Yes, it was a difficult year. The war continued in Ukraine, started in Israel, the dictatorship was rampaging in Belarus. It is difficult to tally the results in such a situation. For it was another year of struggle. And this struggle was specific for everyone: for Belarusians, for Ukrainians, for Israelis, for citizens of other countries of the world.

The things that are happening in our countries today are the processes from which there is no hiding and no escape. After 2020, a lot of my acquaintances fled from Belarus to Ukraine, and many others to Israel. The war caught them up anyway. Hundreds of thousands of Belarusians, who have fled to all countries of the world, remain closely connected with their homeland, because they have relatives, close friends there.

We, Belarusians, are like communicating vessels, pouring our pain and our strength to each other.
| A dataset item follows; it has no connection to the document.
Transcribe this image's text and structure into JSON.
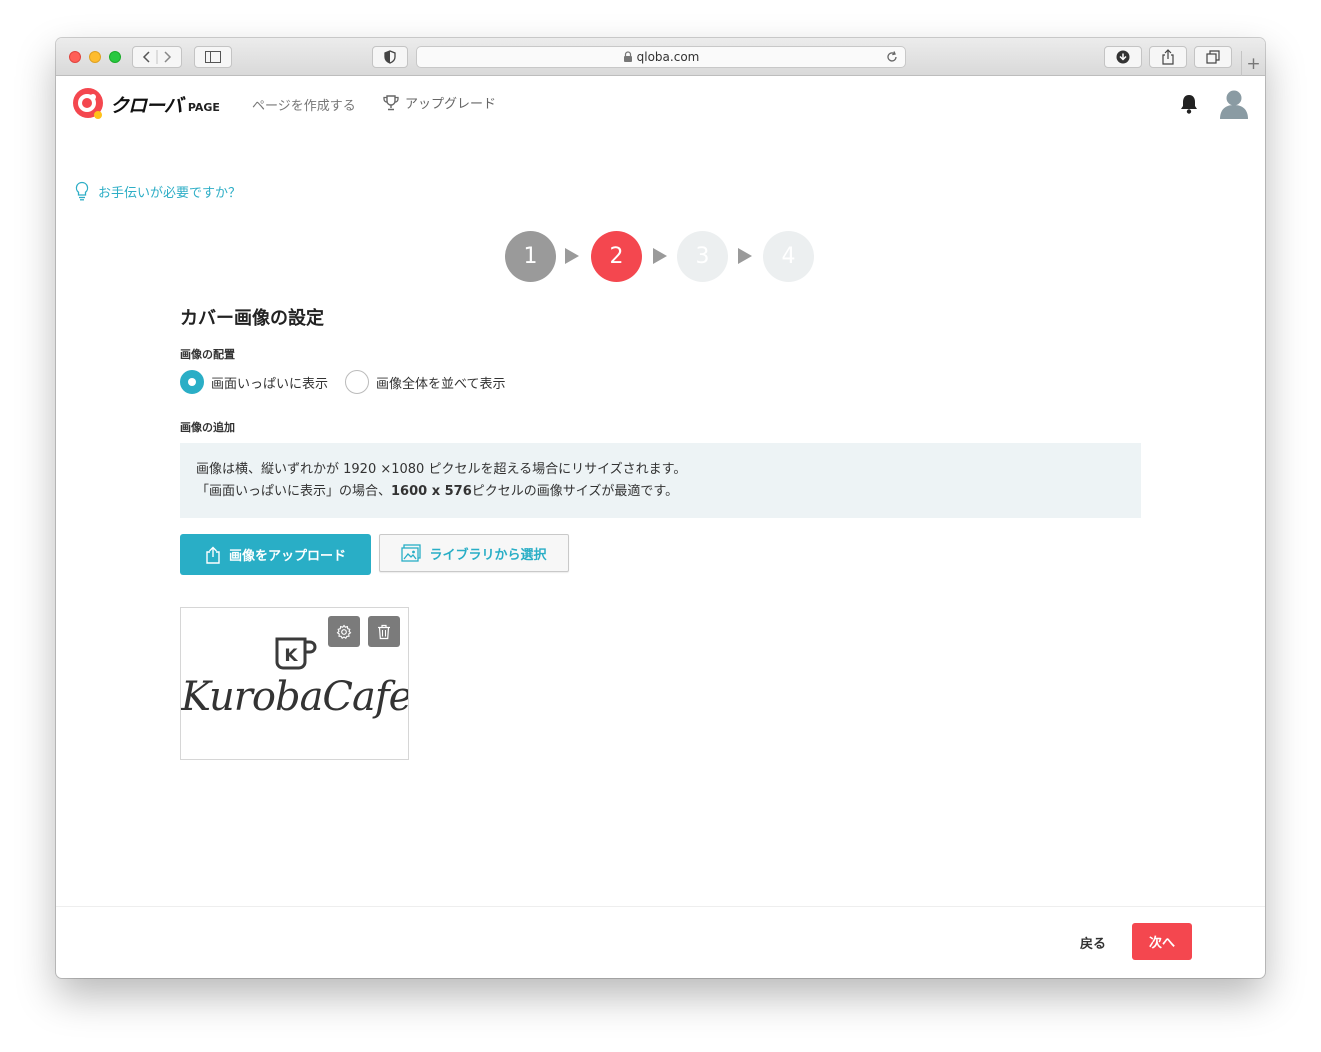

And no matter how difficult it is, no matter how disappointed we may be from the lack of quick results, we should not give up, isolate ourselves, close our eyes to what is happening around us, because the whole life support system will get disrupted. No one can ever be happy on his own.

Heroes continue to die in our countries: soldiers, volunteers and civilians - in Ukraine and Israel, political prisoners - in Belarus. Their lives and deaths deserve to mean a lot for humanity and must not go up in smoke.

And this is our task - the one of those who have managed to survive. We must do everything in our power to help the living and preserve the memory of the dead, to achieve the goals we have set together - the freedom and independence of our countries, democracy, a safe home, a better future for our children.

I believe that hope and the curiosity-filled question of "What's next?" will help us do this. If we decide that everything is futile or impossible, so be it. But if we act, who knows what will come of it?

I'm sure that next there will come plenty of good, happy, and joyful moments, too. For if we get a fire to burn, the light will definitely overcome the darkness.